Course Attendance and Engagement
This is a face-to-face course. Attendance is important because we will develop our knowledge through in-class activities that require your active engagement. We’ll have discussions, small-group activities, and do other work during class that will be richer for your presence, and that you won’t be able to benefit from if you are not there. Excessive absences make it impossible to learn well and succeed in the course. While there is not an automatic grade deduction for missing classes, it is unlikely that students who miss 6 or more classes will be able pass this course. That said, if you are feeling ill, please stay home to heal and avoid infecting your classmates. Please take absences only when necessary, so when they are necessary, your prior attendance will have positioned you for success. If you must miss a class, please fill out the absence report form.
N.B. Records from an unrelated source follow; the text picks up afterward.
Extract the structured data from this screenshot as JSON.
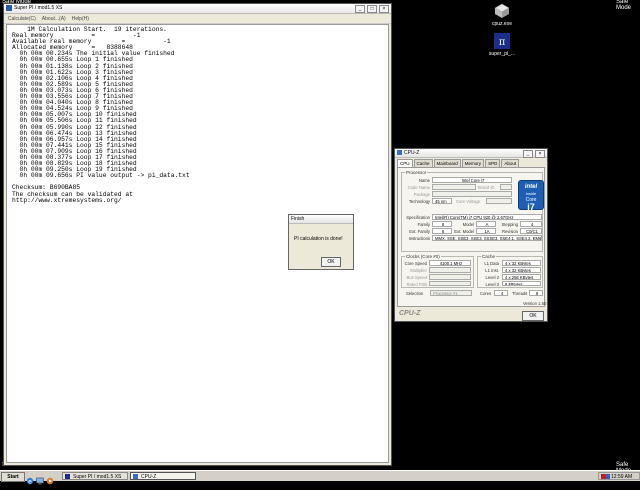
{
  "desktop": {
    "safe_mode": "Safe Mode",
    "icons": [
      {
        "label": "cpuz.exe"
      },
      {
        "label": "super_pi_..."
      }
    ]
  },
  "superpi": {
    "title": "Super PI / mod1.5 XS",
    "menu": [
      "Calculate(C)",
      "About...(A)",
      "Help(H)"
    ],
    "output": "    1M Calculation Start.  19 iterations.\nReal memory          =          -1\nAvailable real memory        =          -1\nAllocated memory     =   8388648\n  0h 00m 00.234s The initial value finished\n  0h 00m 00.655s Loop 1 finished\n  0h 00m 01.138s Loop 2 finished\n  0h 00m 01.622s Loop 3 finished\n  0h 00m 02.106s Loop 4 finished\n  0h 00m 02.589s Loop 5 finished\n  0h 00m 03.073s Loop 6 finished\n  0h 00m 03.556s Loop 7 finished\n  0h 00m 04.040s Loop 8 finished\n  0h 00m 04.524s Loop 9 finished\n  0h 00m 05.007s Loop 10 finished\n  0h 00m 05.506s Loop 11 finished\n  0h 00m 05.990s Loop 12 finished\n  0h 00m 06.474s Loop 13 finished\n  0h 00m 06.957s Loop 14 finished\n  0h 00m 07.441s Loop 15 finished\n  0h 00m 07.909s Loop 16 finished\n  0h 00m 08.377s Loop 17 finished\n  0h 00m 08.829s Loop 18 finished\n  0h 00m 09.250s Loop 19 finished\n  0h 00m 09.656s PI value output -> pi_data.txt\n\nChecksum: B690BA85\nThe checksum can be validated at\nhttp://www.xtremesystems.org/"
  },
  "finish": {
    "title": "Finish",
    "message": "PI calculation is done!",
    "ok": "OK"
  },
  "cpuz": {
    "title": "CPU-Z",
    "tabs": [
      "CPU",
      "Cache",
      "Mainboard",
      "Memory",
      "SPD",
      "About"
    ],
    "processor_group": "Processor",
    "name_label": "Name",
    "name_value": "Intel Core i7",
    "codename_label": "Code Name",
    "brandid_label": "Brand ID",
    "package_label": "Package",
    "technology_label": "Technology",
    "technology_value": "45 nm",
    "core_voltage_label": "Core Voltage",
    "specification_label": "Specification",
    "specification_value": "Intel(R) Core(TM) i7 CPU        920  @ 2.67GHz",
    "family_label": "Family",
    "family_value": "6",
    "model_label": "Model",
    "model_value": "A",
    "stepping_label": "Stepping",
    "stepping_value": "4",
    "extfamily_label": "Ext. Family",
    "extfamily_value": "6",
    "extmodel_label": "Ext. Model",
    "extmodel_value": "1A",
    "revision_label": "Revision",
    "revision_value": "C0/C1",
    "instructions_label": "Instructions",
    "instructions_value": "MMX, SSE, SSE2, SSE3, SSSE3, SSE4.1, SSE4.2, EM64T",
    "clocks_group": "Clocks (Core #0)",
    "core_speed_label": "Core Speed",
    "core_speed_value": "4100.1 MHz",
    "multiplier_label": "Multiplier",
    "bus_speed_label": "Bus Speed",
    "rated_fsb_label": "Rated FSB",
    "cache_group": "Cache",
    "l1d_label": "L1 Data",
    "l1d_value": "4 x 32 KBytes",
    "l1i_label": "L1 Inst.",
    "l1i_value": "4 x 32 KBytes",
    "l2_label": "Level 2",
    "l2_value": "4 x 256 KBytes",
    "l3_label": "Level 3",
    "l3_value": "8 MBytes",
    "selection_label": "Selection",
    "selection_value": "Processor #1",
    "cores_label": "Cores",
    "cores_value": "4",
    "threads_label": "Threads",
    "threads_value": "8",
    "version": "Version 1.50",
    "brand": "CPU-Z",
    "ok": "OK",
    "intel_logo": {
      "line1": "intel",
      "line2": "inside",
      "line3": "Core",
      "line4": "i7"
    }
  },
  "taskbar": {
    "start": "Start",
    "tasks": [
      "Super PI / mod1.5 XS",
      "CPU-Z"
    ],
    "clock": "12:59 AM"
  }
}
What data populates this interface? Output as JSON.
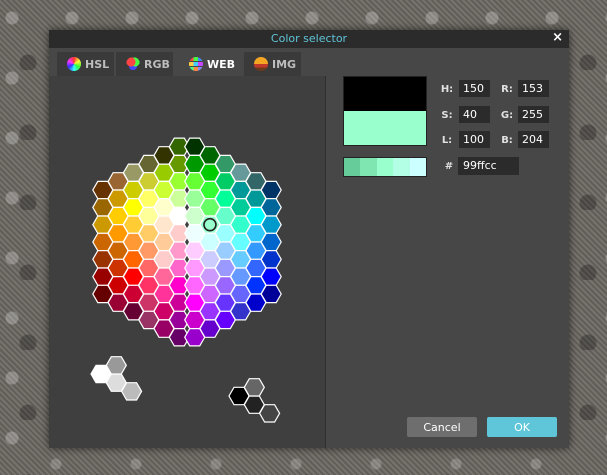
{
  "dialog": {
    "title": "Color selector",
    "close_glyph": "×"
  },
  "tabs": [
    {
      "label": "HSL",
      "icon": "hsl-wheel-icon",
      "active": false
    },
    {
      "label": "RGB",
      "icon": "rgb-circles-icon",
      "active": false
    },
    {
      "label": "WEB",
      "icon": "web-palette-icon",
      "active": true
    },
    {
      "label": "IMG",
      "icon": "image-icon",
      "active": false
    }
  ],
  "preview": {
    "previous_color": "#000000",
    "new_color": "#99ffcc"
  },
  "shades": [
    "#66cc99",
    "#7fe6b2",
    "#99ffcc",
    "#b3ffe6",
    "#ccffff"
  ],
  "fields": {
    "h": {
      "label": "H:",
      "value": "150"
    },
    "s": {
      "label": "S:",
      "value": "40"
    },
    "l": {
      "label": "L:",
      "value": "100"
    },
    "r": {
      "label": "R:",
      "value": "153"
    },
    "g": {
      "label": "G:",
      "value": "255"
    },
    "b": {
      "label": "B:",
      "value": "204"
    }
  },
  "hex": {
    "label": "#",
    "value": "99ffcc"
  },
  "buttons": {
    "cancel": "Cancel",
    "ok": "OK"
  },
  "colors": {
    "accent": "#5fc6d9",
    "titlebar": "#2b2b2b",
    "panel": "#474747"
  },
  "palette": {
    "selected": "#99ffcc",
    "selected_marker": "ring",
    "main_grid_columns": [
      [
        "#663300",
        "#996600",
        "#cc9900",
        "#cc6600",
        "#993300",
        "#990000",
        "#660000"
      ],
      [
        "#996633",
        "#cc9900",
        "#ffcc00",
        "#ff9900",
        "#cc6600",
        "#cc3300",
        "#cc0000",
        "#990033"
      ],
      [
        "#999966",
        "#cccc00",
        "#ffff00",
        "#ffcc33",
        "#ff9933",
        "#ff6600",
        "#ff0000",
        "#cc0033",
        "#660033"
      ],
      [
        "#666633",
        "#cccc33",
        "#ffff66",
        "#ffff99",
        "#ffcc66",
        "#ff9966",
        "#ff6666",
        "#ff3366",
        "#cc3366",
        "#993366"
      ],
      [
        "#333300",
        "#99cc00",
        "#ccff33",
        "#ffffcc",
        "#ffe6cc",
        "#ffcc99",
        "#ffcccc",
        "#ff6699",
        "#ff3399",
        "#cc0066",
        "#990066"
      ],
      [
        "#336600",
        "#669900",
        "#99ff33",
        "#ccff99",
        "#ffffff",
        "#ffcccc",
        "#ff99cc",
        "#ff66cc",
        "#ff00cc",
        "#cc0099",
        "#990099",
        "#660066"
      ],
      [
        "#003300",
        "#009900",
        "#66ff33",
        "#99ff99",
        "#ccffcc",
        "#eeffff",
        "#ffccff",
        "#ff99ff",
        "#ff66ff",
        "#ff00ff",
        "#cc00cc",
        "#9900cc"
      ],
      [
        "#006600",
        "#00cc00",
        "#33ff33",
        "#66ff66",
        "#99ffcc",
        "#ccffff",
        "#ccccff",
        "#cc99ff",
        "#cc66ff",
        "#9933ff",
        "#6600cc"
      ],
      [
        "#339966",
        "#00cc66",
        "#00ff99",
        "#66ffcc",
        "#99ffff",
        "#99ccff",
        "#9999ff",
        "#9966ff",
        "#6633ff",
        "#6600ff"
      ],
      [
        "#669999",
        "#009999",
        "#00cc99",
        "#33ffcc",
        "#66ffff",
        "#66ccff",
        "#6699ff",
        "#6666ff",
        "#3333cc"
      ],
      [
        "#336666",
        "#009999",
        "#00ffff",
        "#33ccff",
        "#3399ff",
        "#3366ff",
        "#0033ff",
        "#0000cc"
      ],
      [
        "#003366",
        "#006699",
        "#0099cc",
        "#0066cc",
        "#0033cc",
        "#0000ff",
        "#000099"
      ]
    ],
    "gray_cluster_light": [
      "#ffffff",
      "#dddddd",
      "#bbbbbb",
      "#999999"
    ],
    "gray_cluster_dark": [
      "#000000",
      "#222222",
      "#444444",
      "#666666"
    ]
  }
}
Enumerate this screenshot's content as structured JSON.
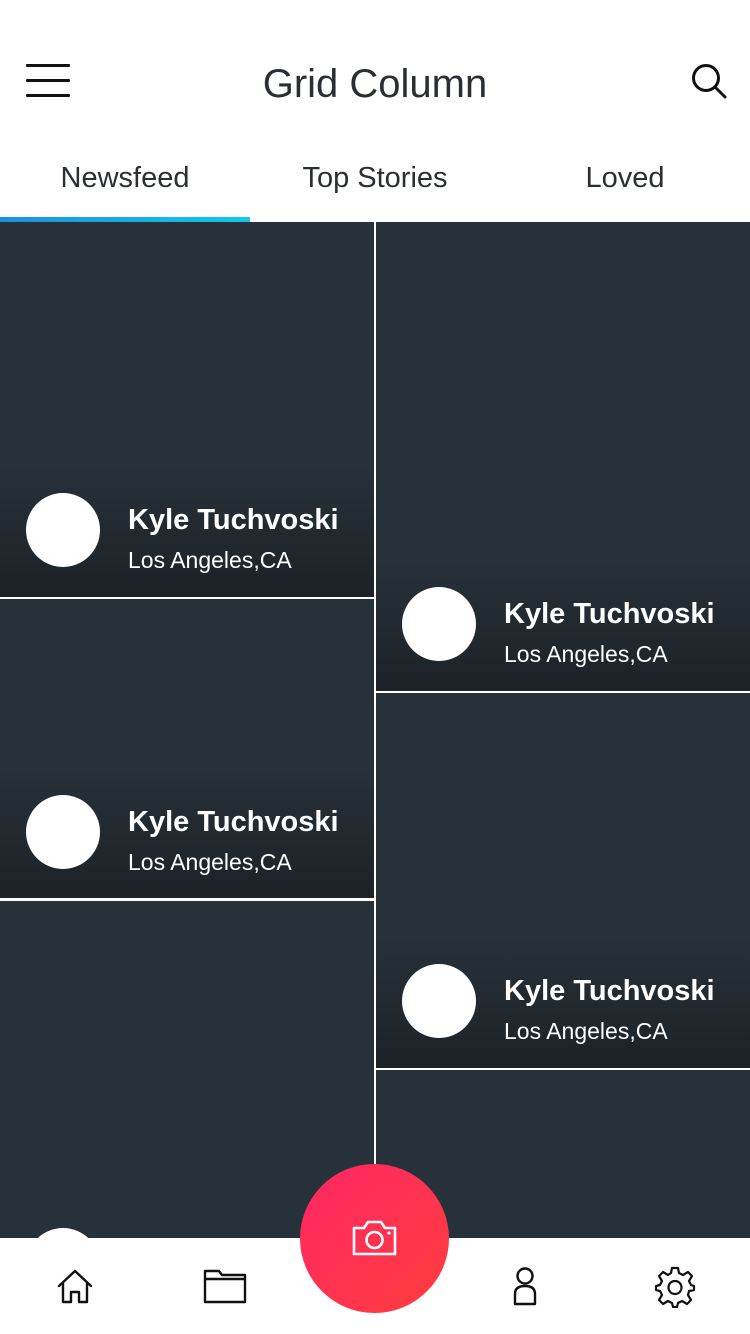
{
  "header": {
    "title": "Grid Column",
    "menu_icon": "hamburger-menu-icon",
    "search_icon": "search-icon"
  },
  "tabs": [
    {
      "label": "Newsfeed",
      "active": true
    },
    {
      "label": "Top Stories",
      "active": false
    },
    {
      "label": "Loved",
      "active": false
    }
  ],
  "feed": {
    "left_column": [
      {
        "name": "Kyle Tuchvoski",
        "location": "Los Angeles,CA"
      },
      {
        "name": "Kyle Tuchvoski",
        "location": "Los Angeles,CA"
      }
    ],
    "right_column": [
      {
        "name": "Kyle Tuchvoski",
        "location": "Los Angeles,CA"
      },
      {
        "name": "Kyle Tuchvoski",
        "location": "Los Angeles,CA"
      }
    ]
  },
  "bottom_nav": {
    "items": [
      "home-icon",
      "folder-icon",
      "camera-icon",
      "profile-icon",
      "settings-icon"
    ]
  },
  "colors": {
    "card_background": "#273139",
    "accent_gradient_start": "#1d8fe0",
    "accent_gradient_end": "#12c9e6",
    "fab_start": "#ff2764",
    "fab_end": "#ff3d3d"
  }
}
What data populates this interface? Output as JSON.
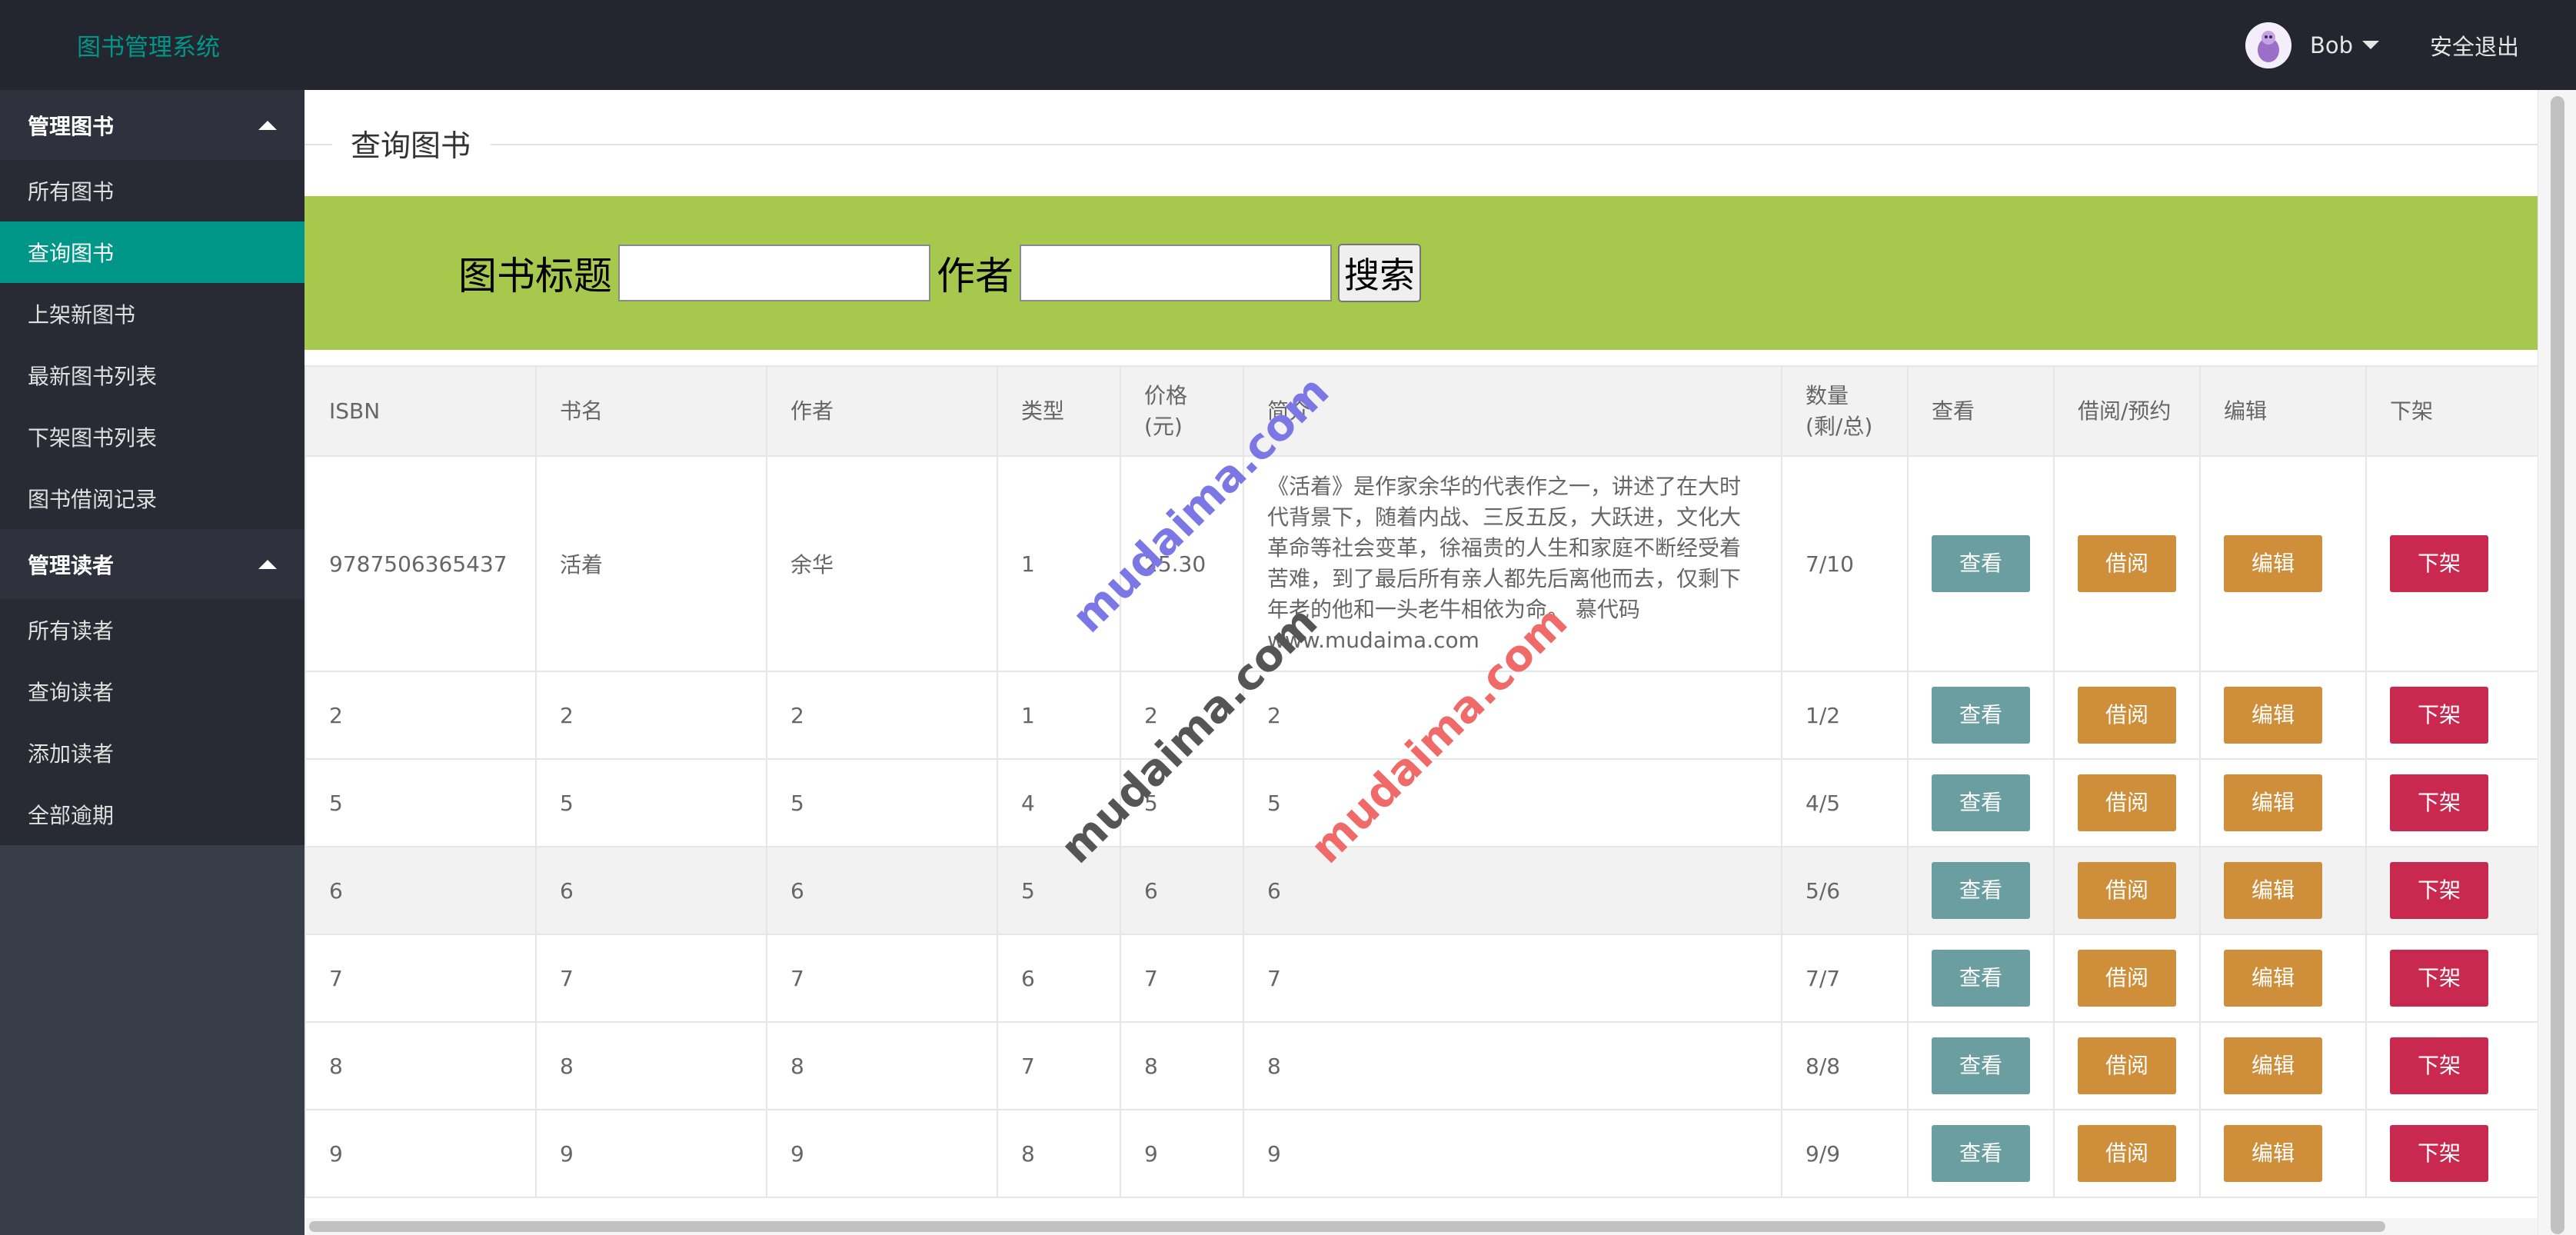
{
  "app": {
    "title": "图书管理系统"
  },
  "header": {
    "user_name": "Bob",
    "logout_label": "安全退出"
  },
  "sidebar": {
    "groups": [
      {
        "label": "管理图书",
        "items": [
          "所有图书",
          "查询图书",
          "上架新图书",
          "最新图书列表",
          "下架图书列表",
          "图书借阅记录"
        ]
      },
      {
        "label": "管理读者",
        "items": [
          "所有读者",
          "查询读者",
          "添加读者",
          "全部逾期"
        ]
      }
    ],
    "active_item": "查询图书"
  },
  "main": {
    "section_title": "查询图书",
    "search": {
      "title_label": "图书标题",
      "title_value": "",
      "author_label": "作者",
      "author_value": "",
      "button_label": "搜索"
    },
    "table": {
      "headers": [
        "ISBN",
        "书名",
        "作者",
        "类型",
        "价格(元)",
        "简介",
        "数量(剩/总)",
        "查看",
        "借阅/预约",
        "编辑",
        "下架"
      ],
      "action_labels": {
        "view": "查看",
        "borrow": "借阅",
        "edit": "编辑",
        "remove": "下架"
      },
      "rows": [
        {
          "isbn": "9787506365437",
          "name": "活着",
          "author": "余华",
          "type": "1",
          "price": "25.30",
          "intro": "《活着》是作家余华的代表作之一，讲述了在大时代背景下，随着内战、三反五反，大跃进，文化大革命等社会变革，徐福贵的人生和家庭不断经受着苦难，到了最后所有亲人都先后离他而去，仅剩下年老的他和一头老牛相依为命。 慕代码www.mudaima.com",
          "count": "7/10"
        },
        {
          "isbn": "2",
          "name": "2",
          "author": "2",
          "type": "1",
          "price": "2",
          "intro": "2",
          "count": "1/2"
        },
        {
          "isbn": "5",
          "name": "5",
          "author": "5",
          "type": "4",
          "price": "5",
          "intro": "5",
          "count": "4/5"
        },
        {
          "isbn": "6",
          "name": "6",
          "author": "6",
          "type": "5",
          "price": "6",
          "intro": "6",
          "count": "5/6"
        },
        {
          "isbn": "7",
          "name": "7",
          "author": "7",
          "type": "6",
          "price": "7",
          "intro": "7",
          "count": "7/7"
        },
        {
          "isbn": "8",
          "name": "8",
          "author": "8",
          "type": "7",
          "price": "8",
          "intro": "8",
          "count": "8/8"
        },
        {
          "isbn": "9",
          "name": "9",
          "author": "9",
          "type": "8",
          "price": "9",
          "intro": "9",
          "count": "9/9"
        }
      ]
    }
  },
  "watermarks": [
    {
      "text": "mudaima.com",
      "color": "#7b78e6"
    },
    {
      "text": "mudaima.com",
      "color": "#555555"
    },
    {
      "text": "mudaima.com",
      "color": "#f06a6a"
    }
  ],
  "colors": {
    "header_bg": "#23262e",
    "sidebar_bg": "#393d49",
    "accent": "#009688",
    "search_bar": "#a6c84c",
    "view_button": "#6a9ea0",
    "borrow_button": "#cf8f3a",
    "edit_button": "#cf8f3a",
    "remove_button": "#c9284f"
  }
}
My course attendance and engagement policies were built with absences and deadline flexibility that students commonly need in mind. There are, however, times when a student may experience an extraordinary circumstance—an unanticipated and significant crisis—that impacts their attendance. Exceptions to the attendance policy and/or deadlines may be granted in the event of extraordinary circumstances. Please contact me as soon as you are able to request it—ideally before the class or deadline has passed, or, if your circumstance makes this difficult, then as soon as possible afterwards. This exception will not be offered on an open-ended basis, so if you need to ask for it, please give some consideration to how much time you will realistically need to complete the work. To activate this policy, send me an email with “Extraordinary circumstance request” in the subject line, and if you are requesting deadline flexibility, let me know by what updated deadline you will be able to submit your assignment. There is no need to explain or offer information about the nature of the extraordinary circumstance in your email—we will trust you only to activate this policy in crisis situation. Please note, too, that detailed feedback on your written work may be delayed or impossible to provide if you’re submitting to meet an extended deadline. At the end of term, granting extensions is hard for the teaching team because of UO’s tight turnaround on grading. Please be in touch in an emergency and we can discuss your options.
Generative Artificial Intelligence Use
Students can use GenAI tools in this class to help with course work and assignments. However, if you use a GenAI tool, you need to document your use, including the tool you use and when, where, and how in your work process you used it (for example: “I used ChatGPT to generate this part of my code, which I then revised before submitting”). In certain cases, as part of your documentation, I may ask you to submit any GenAI results you obtained, so you need to keep GenAI-created drafts and logs of your interactions with GenAI tools; failure to provide such documentation may result in a grade reduction in certain instances.
Along with documentation of your GenAI use, you are also required to cite GenAI if you use any GenAI-created content in your work submissions, for example text or images or graphics generated by GenAI tools. That is, you need to treat GenAI just like other sources such as books, articles, videos, etc.
Grievance Policy
A student or group of students of the College of Education may appeal decisions or actions pertaining to admissions, programs, evaluation of performance and program retention and completion. Students who decide to file a grievance should follow University student grievance procedures and/or consult with the College Associate Dean for Academic Affairs: Edward M. Olivos at emolivos@uoregon.edu or 541-346-2983.
University Policies
The University of Oregon policy statements now exist on the student-facing University Course Policies page and are also linked to from every Canvas course site.